I had amazing support from my tutors (Amanda Griffiths, Freddie Robins, Vicki Fong and many others) who assisted and encouraged me throughout the whole journey. They challenged me with the right questions and pushed me past what I thought were my limits.
What I liked about the College (but also what scared me the most) was the complete freedom of expression I was given and the fact that no one ever asked me to fit in any box or to adhere to any pre-existing structure.
I also received technical assistance from the university, in terms of manual and digital knitting machines, technician consultations, and the possibility to explore all the machinery available in other departments (3D scanning, screen printing, dyeing etc...) looking for the best tools to make my ideas become more tangible.
After graduating you took part in the Burberry graduate program as a knitwear design assistant. Do you feel like studying at the RCA helped you to gain this position?
A Burberry recruiter contacted me after she saw my work on the RCA2021 digital platform. That specific opportunity did not end up being suitable for me, but after a few months a spot in the graduate program opened up.
This one-year adventure has been life-changing for me in terms of understanding how such a big luxury company works, gaining precious design experience, being backstage at a runway show for the first time, and making lots of contacts in the industry.
On the other hand, it also opened my eyes to many controversial aspects of working in this sector of the industry. This made me start questioning what kind of future I want for my career. My goal is to gain as much work experience in the knitwear industry, come across as many realities as possible, and eventually find my niche.
“There are many skills from my time at the College that I draw on daily.”MA Textiles alumna
Now you work for Alexander McQueen as a Trainee in Knitwear Design.

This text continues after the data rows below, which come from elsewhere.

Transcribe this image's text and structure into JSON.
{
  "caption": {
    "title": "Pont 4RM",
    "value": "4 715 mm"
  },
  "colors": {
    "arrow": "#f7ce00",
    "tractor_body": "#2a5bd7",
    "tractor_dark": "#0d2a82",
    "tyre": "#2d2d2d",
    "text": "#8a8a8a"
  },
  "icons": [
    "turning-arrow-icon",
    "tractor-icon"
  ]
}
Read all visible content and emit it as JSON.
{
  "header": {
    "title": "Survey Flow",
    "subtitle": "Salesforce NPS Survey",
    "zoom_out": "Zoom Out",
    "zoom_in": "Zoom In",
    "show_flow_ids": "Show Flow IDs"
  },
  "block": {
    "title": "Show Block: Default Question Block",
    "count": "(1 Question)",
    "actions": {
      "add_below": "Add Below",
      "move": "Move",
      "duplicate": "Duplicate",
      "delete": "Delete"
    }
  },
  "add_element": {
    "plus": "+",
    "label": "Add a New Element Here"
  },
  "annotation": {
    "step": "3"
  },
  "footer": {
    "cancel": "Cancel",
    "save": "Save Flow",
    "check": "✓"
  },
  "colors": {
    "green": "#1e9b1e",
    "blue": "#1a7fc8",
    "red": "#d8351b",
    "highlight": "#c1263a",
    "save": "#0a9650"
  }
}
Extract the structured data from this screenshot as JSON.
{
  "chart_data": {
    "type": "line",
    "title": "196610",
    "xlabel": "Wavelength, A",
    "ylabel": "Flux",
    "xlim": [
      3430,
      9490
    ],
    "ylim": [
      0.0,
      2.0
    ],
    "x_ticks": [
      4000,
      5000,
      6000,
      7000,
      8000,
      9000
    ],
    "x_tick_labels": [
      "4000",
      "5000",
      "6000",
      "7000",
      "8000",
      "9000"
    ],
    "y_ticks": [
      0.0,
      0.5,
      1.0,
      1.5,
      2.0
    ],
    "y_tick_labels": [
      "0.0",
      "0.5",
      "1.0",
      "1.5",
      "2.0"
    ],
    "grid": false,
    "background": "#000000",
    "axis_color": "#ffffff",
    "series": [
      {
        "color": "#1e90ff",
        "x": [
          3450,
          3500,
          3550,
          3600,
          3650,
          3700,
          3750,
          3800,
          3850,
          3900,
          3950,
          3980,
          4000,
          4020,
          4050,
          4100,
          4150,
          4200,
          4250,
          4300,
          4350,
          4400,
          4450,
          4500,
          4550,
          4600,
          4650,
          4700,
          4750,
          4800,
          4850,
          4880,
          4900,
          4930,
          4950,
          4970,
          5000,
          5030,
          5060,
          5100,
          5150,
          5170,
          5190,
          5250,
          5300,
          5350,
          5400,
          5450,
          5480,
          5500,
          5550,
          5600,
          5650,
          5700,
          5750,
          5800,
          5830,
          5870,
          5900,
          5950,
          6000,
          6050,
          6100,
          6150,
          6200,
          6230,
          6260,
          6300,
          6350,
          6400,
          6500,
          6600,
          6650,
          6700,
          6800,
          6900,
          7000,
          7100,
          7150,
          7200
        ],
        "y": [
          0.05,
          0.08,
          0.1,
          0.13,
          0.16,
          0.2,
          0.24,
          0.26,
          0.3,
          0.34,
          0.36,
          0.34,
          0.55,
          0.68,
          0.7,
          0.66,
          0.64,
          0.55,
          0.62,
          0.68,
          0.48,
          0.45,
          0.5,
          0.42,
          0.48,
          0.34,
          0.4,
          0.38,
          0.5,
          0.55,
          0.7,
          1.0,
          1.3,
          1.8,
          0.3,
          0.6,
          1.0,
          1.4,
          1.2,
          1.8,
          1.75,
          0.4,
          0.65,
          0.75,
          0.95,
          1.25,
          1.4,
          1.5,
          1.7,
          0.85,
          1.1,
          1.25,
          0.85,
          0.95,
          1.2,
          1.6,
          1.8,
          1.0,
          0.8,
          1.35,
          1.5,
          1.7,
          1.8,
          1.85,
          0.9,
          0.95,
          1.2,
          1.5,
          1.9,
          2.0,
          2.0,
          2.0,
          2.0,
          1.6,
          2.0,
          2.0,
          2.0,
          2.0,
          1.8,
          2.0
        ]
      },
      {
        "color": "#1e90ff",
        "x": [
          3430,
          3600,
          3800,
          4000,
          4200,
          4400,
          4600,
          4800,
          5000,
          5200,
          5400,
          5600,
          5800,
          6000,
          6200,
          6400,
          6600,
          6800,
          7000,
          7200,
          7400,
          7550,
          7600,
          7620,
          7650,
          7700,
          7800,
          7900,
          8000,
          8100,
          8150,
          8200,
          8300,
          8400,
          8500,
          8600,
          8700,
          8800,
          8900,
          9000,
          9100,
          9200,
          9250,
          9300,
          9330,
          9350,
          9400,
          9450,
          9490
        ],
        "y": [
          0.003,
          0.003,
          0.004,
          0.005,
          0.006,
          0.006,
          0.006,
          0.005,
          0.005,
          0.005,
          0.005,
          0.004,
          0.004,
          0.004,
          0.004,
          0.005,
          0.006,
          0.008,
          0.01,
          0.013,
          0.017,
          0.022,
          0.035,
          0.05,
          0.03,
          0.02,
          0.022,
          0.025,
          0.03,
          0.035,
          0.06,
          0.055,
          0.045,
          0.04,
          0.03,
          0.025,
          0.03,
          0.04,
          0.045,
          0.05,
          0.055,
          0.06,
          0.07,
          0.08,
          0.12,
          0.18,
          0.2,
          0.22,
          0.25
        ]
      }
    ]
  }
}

Are there things from your time at the College that you use in your work now?
There are many skills from my time at the College that I draw on daily, like the use of programs like Illustrator, Photoshop and InDesign, my extensive technical knowledge in knitwear construction, knitted textiles and yarns properties, and my ability to always problem-solve and push boundaries in a creative way.
I encourage everyone to use their Master's degree to really develop the skills that they think will be important for their future career, especially if they want to work across different fields, taking advantage of the cross-programme opportunities and the high quality of teaching and peer review available.
What most inspires you about knit design?
Over the course of time, knitwear has been left un-investigated and under-appreciated, despite its incredibly unique characteristics. Now it is finally gaining the spotlight.
I love its ability to create something extremely crafty, handmade, and soft as well as something extremely technological, machine-made, sharp and cutting-edge.
I love having to consider the material from the very beginning of the design process, starting from a cone of yarn and directly ending up with textured surfaces and tridimensional shapes, without any in-between stage. This requires the knitwear designer to constantly blend technical and creative knowledge at every step of the process.
Where do you see the future of knit design?
I honestly feel like the future of knit design is very bright, and not just because the leisurewear and loungewear markets are growing. We are starting to recognise that knitwear does not only mean ivory-cable-knit-jumpers, but anything from socks to dresses to jackets to shoes to furniture covers can be knitted, even if they don’t look like it.
Digital knitting machines are able to produce textiles that appear and behave just like woven fabrics (denim, just to name a very popular one), but that are made using an alternative additive process that minimises production waste compared to traditional cut-and-sew methods.
With new avant-garde technologies, it is also possible to program a tridimensional garment in its integrity and let the machine knit it in a very short amount of time, without the need for any additional process from cast on to cast off.
Maybe I’m exaggerating, but I see a future where most of our fabric-made products will be knitted.